Statista reports there are an estimated 2.7 billion video gamers around the world in 2020. The largest proportion of these gamers, some 55% or 1.5 billion players, live in the Asia Pacific Region. North America, with 8%, claims just over 200 million gamers. Total prize money in 2018 for e-sports was $1.5 billion, with the 2018 League of Legends World Championship Finals reaching 99.6 million viewers across 19 languages.
QTS Realty Trust, a data center REIT based in the Kansas City suburb of Overland Park, Kansas, says the gaming industry is forecast to be a $165 billion market this year. CBRE values the U.S. market at $36 billion. QTS says, “the promise of 5G may have the greatest impact as it is expected to allow cloud-based gaming to shed many of its technical constraints.”
Streaming content is one reason the North American data center sector was resilient in the first half of 2020, says CBRE. The seven primary U.S. markets — Northern Virginia, Dallas, Silicon Valley, Chicago, Phoenix, New York Tri-State and Atlanta — saw 134.9 megawatts (MW) of net absorption.
What do game companies need? “The success of our business is dependent on a high-density, hybrid colocation hosting environment required for graphics processing unit (GPU)-intensive applications living in the cloud,” says one QTS customer, Blade Co-Founder Stéphane Héliot, with performance, speed and reliability (the five nines of 99.999% uptime) critical attributes.
“Global online gaming leaders face a challenging combination of exponential data growth, expanding mobile platforms and devices, and the need for instant data anywhere, anytime,” said Clint Heiden, chief revenue officer, QTS.
Proximity to customers is important too, which may explain why Riot Games, creators of League of Legends and other popular games, is opening a new development studio in Singapore following the success of a studio that opened in Hong Kong in 2016.
According to 2018 data from the Entertainment Software Association, California leads all challengers with more than 800 gaming companies, followed by Texas (266), Washington (242), New York (228) and Massachusetts (121). Florida, Illinois, Georgia, Arizona, Pennsylvania and Oregon are in hot pursuit.
Low Latency Appeals to Traders and Gamers Alike
What gamers need is a lot like what high-frequency traders need as they engage in their own high-stakes buy-sell games: “High-performance, low-latency solutions ensure delivery of games to consoles and mobile devices with minimal lag time and the best possible experience for gamers,” says QTS. “Mega data centers in eight of the top 10 population centers ensure proximity to networks and low-latency connectivity to millions of gamers.” They’re part of a global platform of 26 data centers encompassing 7 million sq. ft. and 650+ megawatts of power.
In June QTS announced that one of the world’s leading entertainment companies had chosen QTS’ Chicago mega data center to colocate key IT infrastructure supporting their global gaming platform with nearly 100 million users.

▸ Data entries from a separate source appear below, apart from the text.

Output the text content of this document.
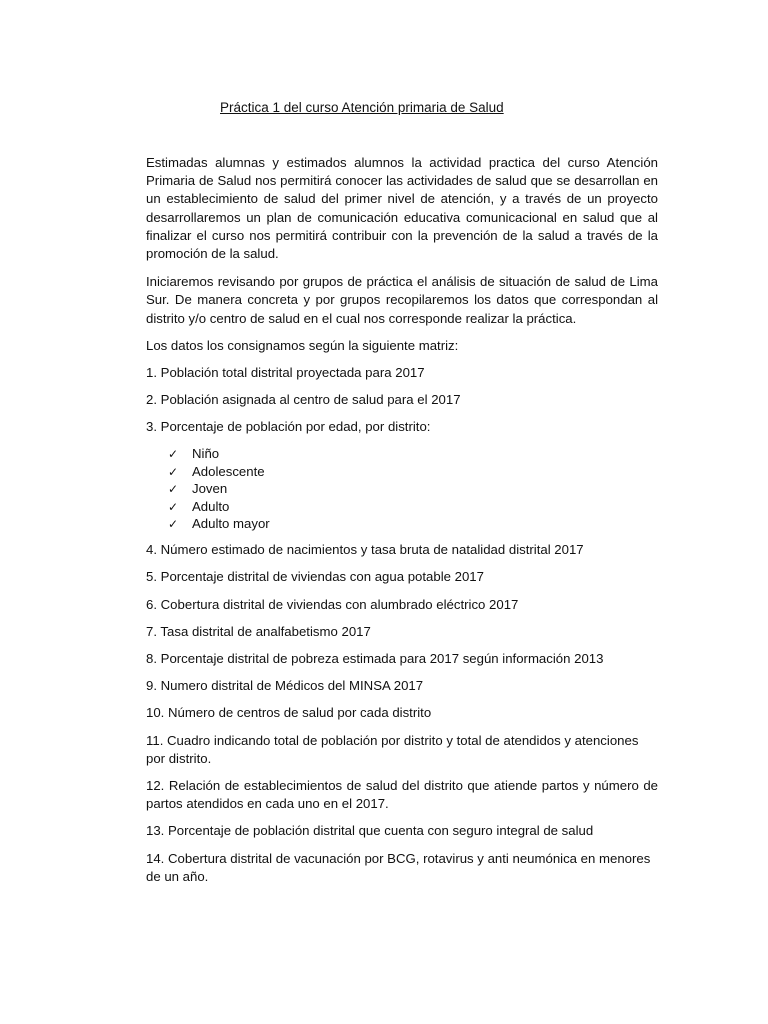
Práctica 1 del curso Atención primaria de Salud

Estimadas alumnas y estimados alumnos la actividad practica del curso Atención Primaria de Salud nos permitirá conocer las actividades de salud que se desarrollan en un establecimiento de salud del primer nivel de atención, y a través de un proyecto desarrollaremos un plan de comunicación educativa comunicacional en salud que al finalizar el curso nos permitirá contribuir con la prevención de la salud a través de la promoción de la salud.

Iniciaremos revisando por grupos de práctica el análisis de situación de salud de Lima Sur. De manera concreta y por grupos recopilaremos los datos que correspondan al distrito y/o centro de salud en el cual nos corresponde realizar la práctica.

Los datos los consignamos según la siguiente matriz:

1. Población total distrital proyectada para 2017

2. Población asignada al centro de salud para el 2017

3. Porcentaje de población por edad, por distrito:

✓	Niño
✓	Adolescente
✓	Joven
✓	Adulto
✓	Adulto mayor

4. Número estimado de nacimientos y tasa bruta de natalidad distrital 2017

5. Porcentaje distrital de viviendas con agua potable 2017

6. Cobertura distrital de viviendas con alumbrado eléctrico 2017

7. Tasa distrital de analfabetismo 2017

8. Porcentaje distrital de pobreza estimada para 2017 según información 2013

9. Numero distrital de Médicos del MINSA 2017

10. Número de centros de salud por cada distrito

11. Cuadro indicando total de población por distrito y total de atendidos y atenciones por distrito.

12. Relación de establecimientos de salud del distrito que atiende partos y número de partos atendidos en cada uno en el 2017.

13. Porcentaje de población distrital que cuenta con seguro integral de salud

14. Cobertura distrital de vacunación por BCG, rotavirus y anti neumónica en menores de un año.
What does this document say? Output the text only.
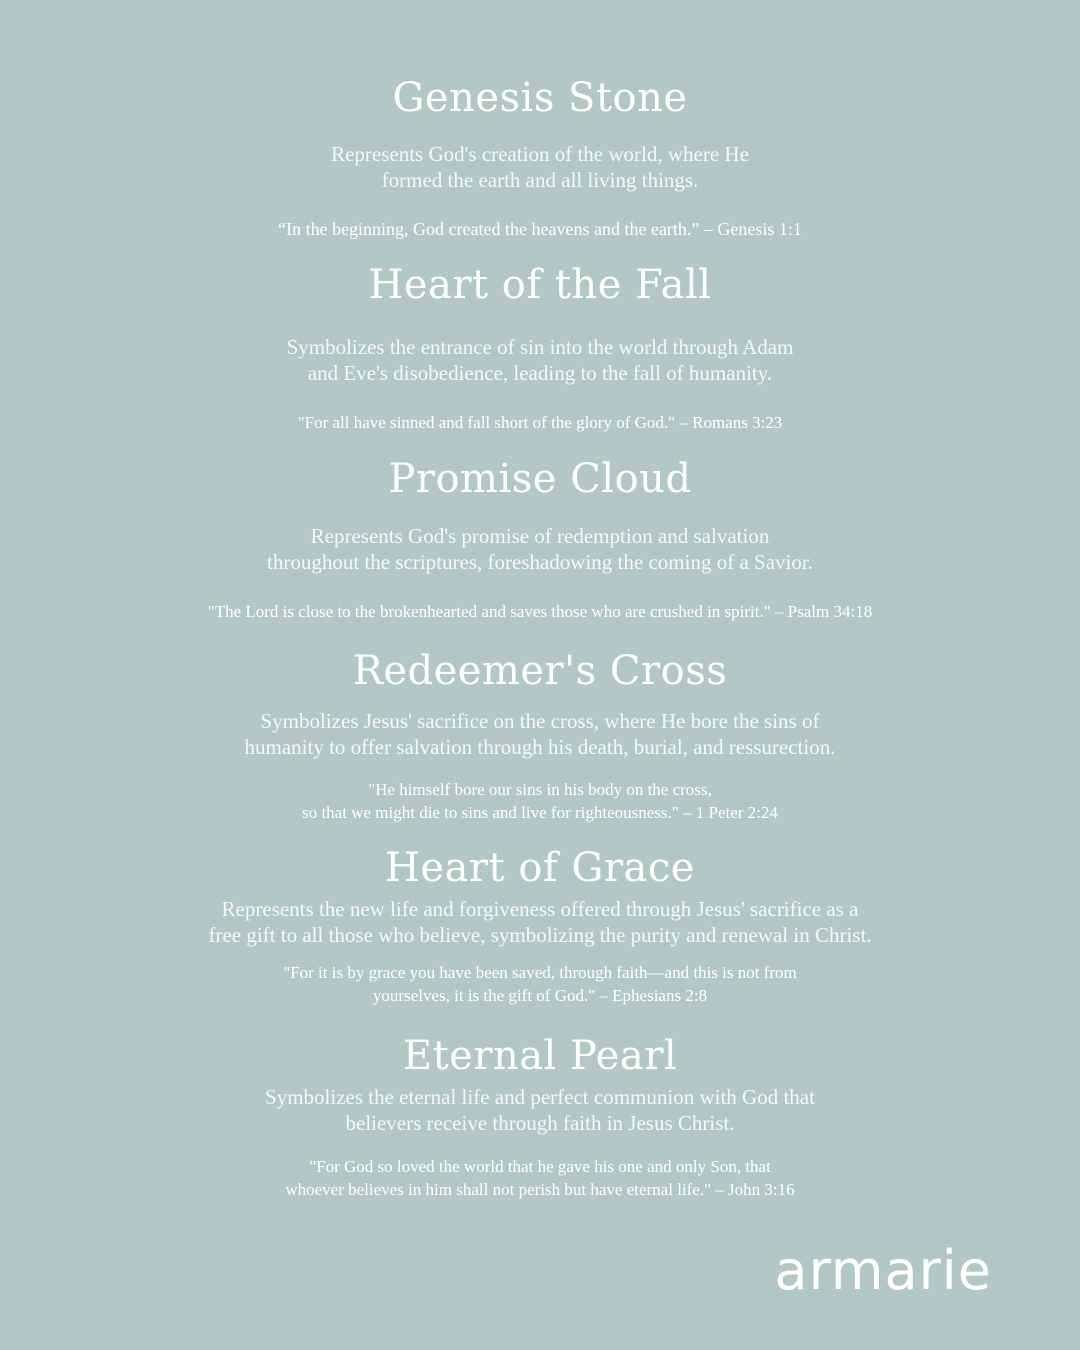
Genesis Stone

Represents God's creation of the world, where He
formed the earth and all living things.

“In the beginning, God created the heavens and the earth.” – Genesis 1:1

Heart of the Fall

Symbolizes the entrance of sin into the world through Adam
and Eve's disobedience, leading to the fall of humanity.

"For all have sinned and fall short of the glory of God." – Romans 3:23

Promise Cloud

Represents God's promise of redemption and salvation
throughout the scriptures, foreshadowing the coming of a Savior.

"The Lord is close to the brokenhearted and saves those who are crushed in spirit." – Psalm 34:18

Redeemer's Cross

Symbolizes Jesus' sacrifice on the cross, where He bore the sins of
humanity to offer salvation through his death, burial, and ressurection.

"He himself bore our sins in his body on the cross,
so that we might die to sins and live for righteousness." – 1 Peter 2:24

Heart of Grace

Represents the new life and forgiveness offered through Jesus' sacrifice as a
free gift to all those who believe, symbolizing the purity and renewal in Christ.

"For it is by grace you have been saved, through faith—and this is not from
yourselves, it is the gift of God." – Ephesians 2:8

Eternal Pearl

Symbolizes the eternal life and perfect communion with God that
believers receive through faith in Jesus Christ.

"For God so loved the world that he gave his one and only Son, that
whoever believes in him shall not perish but have eternal life." – John 3:16

armarie
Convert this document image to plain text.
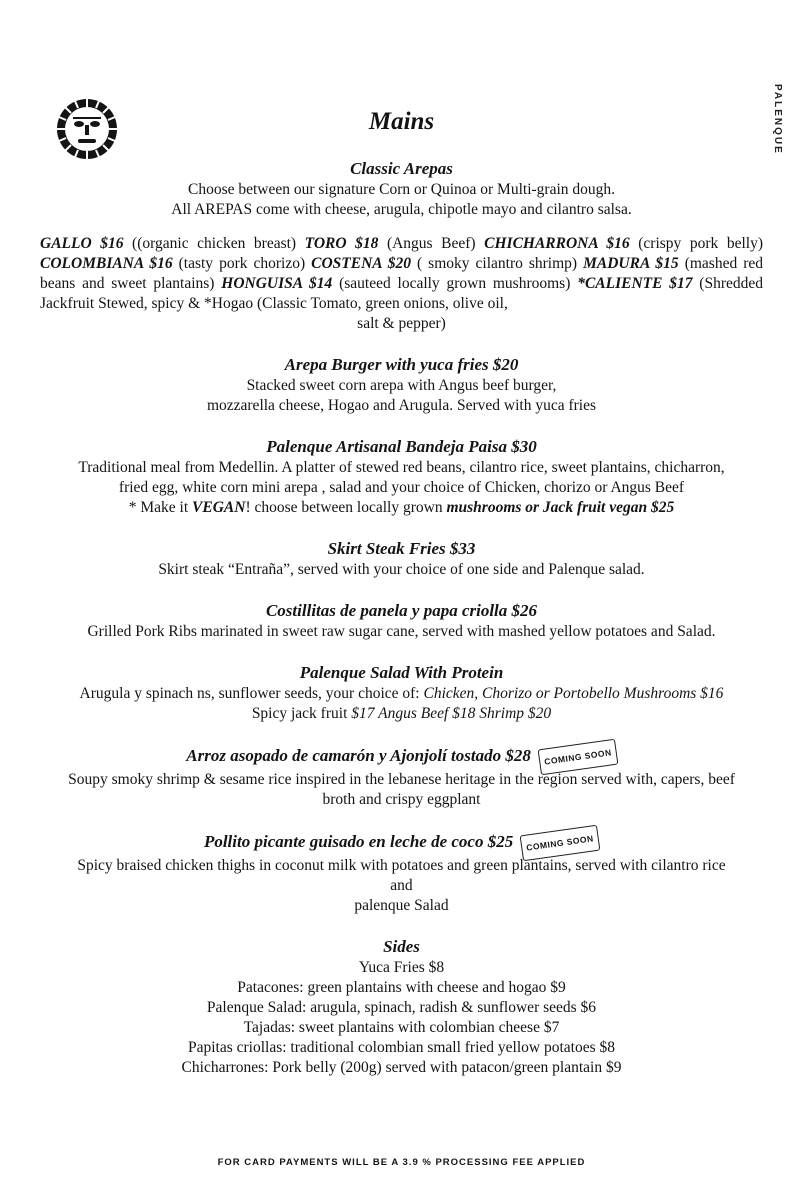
PALENQUE
Mains

Classic Arepas

Choose between our signature Corn or Quinoa or Multi-grain dough.

All AREPAS come with cheese, arugula, chipotle mayo and cilantro salsa.

GALLO $16 ((organic chicken breast) TORO $18 (Angus Beef) CHICHARRONA $16 (crispy pork belly) COLOMBIANA $16 (tasty pork chorizo) COSTENA $20 ( smoky cilantro shrimp) MADURA $15 (mashed red beans and sweet plantains) HONGUISA $14 (sauteed locally grown mushrooms) *CALIENTE $17 (Shredded Jackfruit Stewed, spicy & *Hogao (Classic Tomato, green onions, olive oil,
salt & pepper)

Arepa Burger with yuca fries $20

Stacked sweet corn arepa with Angus beef burger,

mozzarella cheese, Hogao and Arugula. Served with yuca fries

Palenque Artisanal Bandeja Paisa $30

Traditional meal from Medellin. A platter of stewed red beans, cilantro rice, sweet plantains, chicharron,

fried egg, white corn mini arepa , salad and your choice of Chicken, chorizo or Angus Beef

* Make it VEGAN! choose between locally grown mushrooms or Jack fruit vegan $25

Skirt Steak Fries $33

Skirt steak “Entraña”, served with your choice of one side and Palenque salad.

Costillitas de panela y papa criolla $26

Grilled Pork Ribs marinated in sweet raw sugar cane, served with mashed yellow potatoes and Salad.

Palenque Salad With Protein

Arugula y spinach ns, sunflower seeds, your choice of: Chicken, Chorizo or Portobello Mushrooms $16

Spicy jack fruit $17 Angus Beef $18 Shrimp $20

Arroz asopado de camarón y Ajonjolí tostado $28 COMING SOON

Soupy smoky shrimp & sesame rice inspired in the lebanese heritage in the region served with, capers, beef

broth and crispy eggplant

Pollito picante guisado en leche de coco $25 COMING SOON

Spicy braised chicken thighs in coconut milk with potatoes and green plantains, served with cilantro rice

and

palenque Salad

Sides

Yuca Fries $8

Patacones: green plantains with cheese and hogao $9

Palenque Salad: arugula, spinach, radish & sunflower seeds $6

Tajadas: sweet plantains with colombian cheese $7

Papitas criollas: traditional colombian small fried yellow potatoes $8

Chicharrones: Pork belly (200g) served with patacon/green plantain $9

FOR CARD PAYMENTS WILL BE A 3.9 % PROCESSING FEE APPLIED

A market overview by Cushman & Wakefield notes that Microsoft, Facebook, CoreSite are among other data center developers expanding in the Chicago market, attracted by customers and by the state’s new data center incentives launched in 2019.
QTS in October announced the opening of a new mega data center in Hillsboro, Oregon, and a second mega data center in Atlanta, another growing e-sports hot spot, right next to the first one on a 95-acre site. The QTS Atlanta-Metro campus will eventually support more than 275 MW of power capacity.
CBRE was involved in a major investment in Philadelphia in September by N3rd Street Gamers (NSG), a national e-sports infrastructure company, in what it called the world’s first e-sports industry campus, “The Block” at Netrality’s 11-story, 1.3-million-sq.-ft. data center complex on Broad Street, where Netrality has invested $50 million since acquiring the property in 2014.
The campus will function as NSG’s new corporate headquarters, and will include global broadcast studios, dedicated training centers and, subject to zoning approval, a Localhost facility capable of hosting community, scholastic, amateur and pro-level events, and programming. Other Localhost locations include Austin and Denver, with Los Angeles and other locations opening in the near future.
Fiber density and network neutrality are noteworthy aspects of the Netrality property.
“The immense internet connectivity options offer gamers near-zero latency ensuring a necessary competitive edge in the world of e-sports,” said Jerry Marshall, CEO at Netrality Data Centers.